The causes of inflammatory overload are well known—insufficient exercise, excessive adiposity (that’s too much body fat), sleep deprivation and uncontrolled emotional distress (what most of us call stress). BodyWHealth teaches strategies, proven by science, to optimize these critical elements of a healthy and happy lifestyle. Spend your mental energy getting this right, rather than worrying about the presence of inflammatory fires throughout your valuable body!
About the Body Talk Series:
I have a strong interest in WHealth Tech – that is the technology that enables us to quantify our health and happiness. There is an epidemic of equipment that we can strap on, wear or carry that helps us measure our bodily functions and sometimes our emotional and mental state.

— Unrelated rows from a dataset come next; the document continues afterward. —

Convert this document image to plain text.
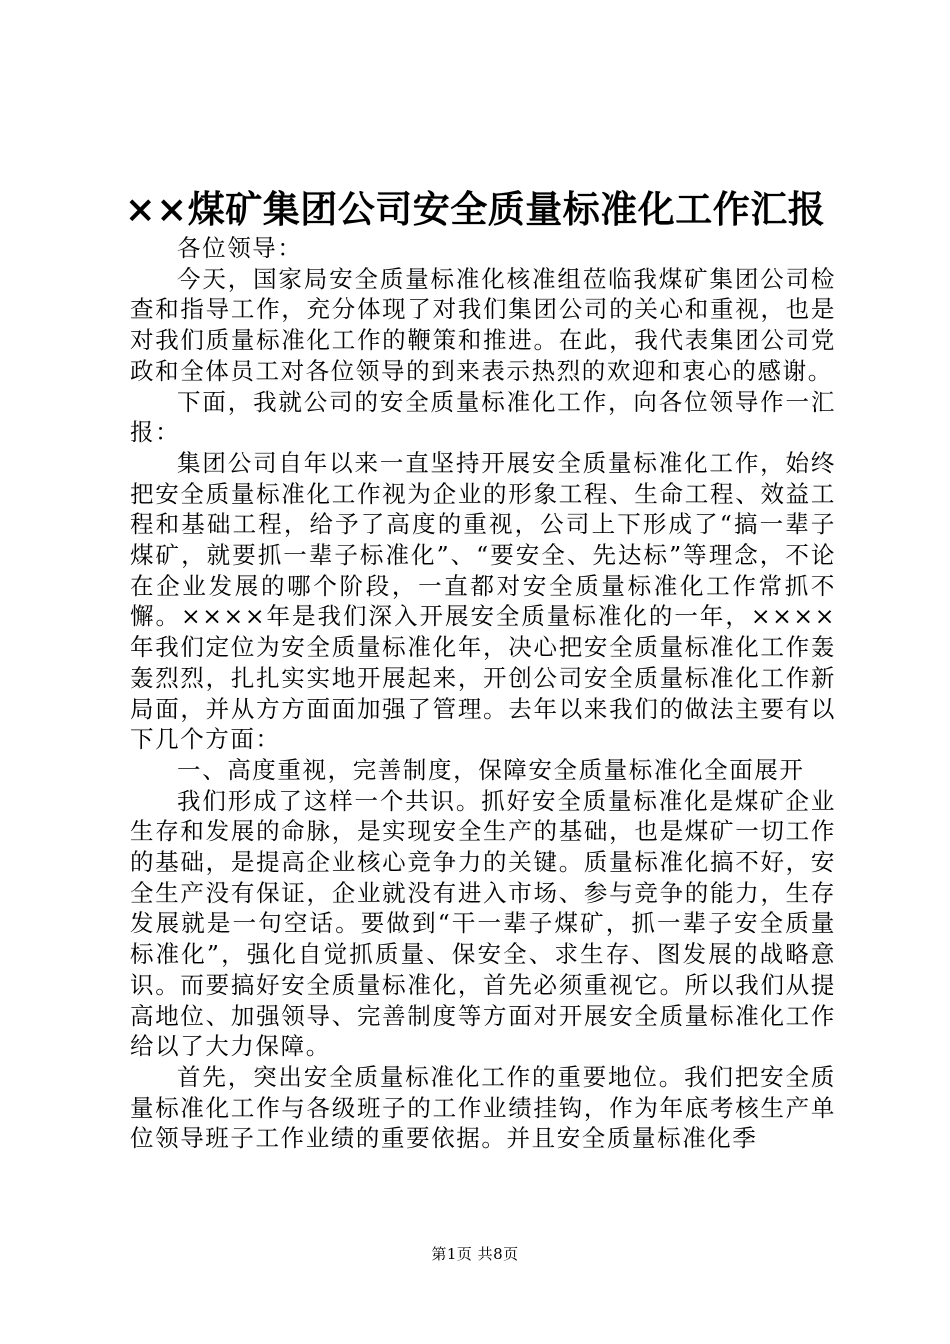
××煤矿集团公司安全质量标准化工作汇报

各位领导：

今天，国家局安全质量标准化核准组莅临我煤矿集团公司检查和指导工作，充分体现了对我们集团公司的关心和重视，也是对我们质量标准化工作的鞭策和推进。在此，我代表集团公司党政和全体员工对各位领导的到来表示热烈的欢迎和衷心的感谢。

下面，我就公司的安全质量标准化工作，向各位领导作一汇报：

集团公司自年以来一直坚持开展安全质量标准化工作，始终把安全质量标准化工作视为企业的形象工程、生命工程、效益工程和基础工程，给予了高度的重视，公司上下形成了“搞一辈子煤矿，就要抓一辈子标准化”、“要安全、先达标”等理念，不论在企业发展的哪个阶段，一直都对安全质量标准化工作常抓不懈。××××年是我们深入开展安全质量标准化的一年，××××年我们定位为安全质量标准化年，决心把安全质量标准化工作轰轰烈烈，扎扎实实地开展起来，开创公司安全质量标准化工作新局面，并从方方面面加强了管理。去年以来我们的做法主要有以下几个方面：

一、高度重视，完善制度，保障安全质量标准化全面展开

我们形成了这样一个共识。抓好安全质量标准化是煤矿企业生存和发展的命脉，是实现安全生产的基础，也是煤矿一切工作的基础，是提高企业核心竞争力的关键。质量标准化搞不好，安全生产没有保证，企业就没有进入市场、参与竞争的能力，生存发展就是一句空话。要做到“干一辈子煤矿，抓一辈子安全质量标准化”，强化自觉抓质量、保安全、求生存、图发展的战略意识。而要搞好安全质量标准化，首先必须重视它。所以我们从提高地位、加强领导、完善制度等方面对开展安全质量标准化工作给以了大力保障。

首先，突出安全质量标准化工作的重要地位。我们把安全质量标准化工作与各级班子的工作业绩挂钩，作为年底考核生产单位领导班子工作业绩的重要依据。并且安全质量标准化季

第1页 共8页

I’m not yet convinced that we’re doing better than Mother Nature. She has equipped us with the most intimate and delicate sensors. More than this, over millions of years she has helped us to prioritize the messages we get from these sensors to not only survive, but to thrive.
The progress we’ve made as modern humans (like electricity, computing, and cellular communications to name a few) has led us into a lifestyle that has eclipsed our original biological design. This mismatch is massively disruptive to our health and happiness. I’m a little worried that our obsession with technological probes will further diminish our sensitivity to critical internal information, compounding our precarious position.
This article is one in a series that is designed to focus your attention on natural signals of health and happiness.